How Does Ovia Respond to Data Requests

Like any other company, Ovia may receive requests for account records from government, including law enforcement, and from private parties engaged in civil litigation. Here are some principles for users to understand:

  • If government, law enforcement or any civil litigant wants copies of any data held by Ovia, they must provide Ovia with a valid and legally-binding request (e.g., subpoena, court order) specifying the data that is sought. 
  • If Ovia receives such a request, we review it carefully before we respond. We reject any invalid requests.
  • To obtain data, the request must include identifying information that matches the information we have for that user, and we must be able to confirm that the request is for such user before we would provide any information.
  • Ovia will not provide data beyond the scope of the valid request. When possible, we will take reasonable steps to limit the scope of data provided. 
  • If we receive a request for your data, Ovia will provide notice to the account owner by sending an email to the email address on file for your account.  We may, however, withhold notice in certain circumstances, such as where the request relates to a person in danger or if the request is accompanied by a valid restriction against providing such notice or such notice is otherwise prohibited by law (i.e., non-disclosure or gag order). 

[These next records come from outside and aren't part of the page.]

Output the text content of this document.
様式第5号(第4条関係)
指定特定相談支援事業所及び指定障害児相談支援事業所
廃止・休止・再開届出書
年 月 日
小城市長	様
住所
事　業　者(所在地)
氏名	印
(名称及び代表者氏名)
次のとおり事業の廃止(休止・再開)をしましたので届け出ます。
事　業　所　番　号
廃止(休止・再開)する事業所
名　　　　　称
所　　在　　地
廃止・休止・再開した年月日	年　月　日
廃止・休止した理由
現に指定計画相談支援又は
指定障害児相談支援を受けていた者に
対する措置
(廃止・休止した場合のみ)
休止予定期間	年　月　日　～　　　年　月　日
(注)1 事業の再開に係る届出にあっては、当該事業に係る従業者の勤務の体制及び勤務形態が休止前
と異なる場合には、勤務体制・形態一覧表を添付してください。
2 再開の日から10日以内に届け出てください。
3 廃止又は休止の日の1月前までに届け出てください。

  • If you are concerned about the privacy of your Ovia data, you can delete it by exercising the self-serve options in any Ovia app. Go to the Settings menu and select “delete my account and data”. You can also request deletion by emailing us at support@oviahealth.com
  • When you delete your account and data, we delete your Ovia database entry entirely. Your principal database entry will be deleted immediately after your self-serve request or within 24 hours after Ovia’s support specialist acknowledges your deletion request if sent by email. Any historical data remaining in our data backups will be deleted automatically. For our principal backups this occurs no later than 35 days after primary data deletion, although data in secondary systems, such as our support and coaching databases and some Enterprise member data files, may be retained for longer periods. If we receive a legal request for information after final deletion of your data, we would not be able to fulfill the request because we would no longer have any of your data.
  • Please note that if you seek to delete your data after Ovia has received a government or other legally-binding request for it or when your data is otherwise subject to a preservation order, Ovia will be required to preserve your data in order to comply with the request.
  • If you receive coaching services from Ovia and indicate to Ovia that you or another person is in danger, we may have an obligation under mandatory child and adult safety reporting laws to report this to relevant authorities.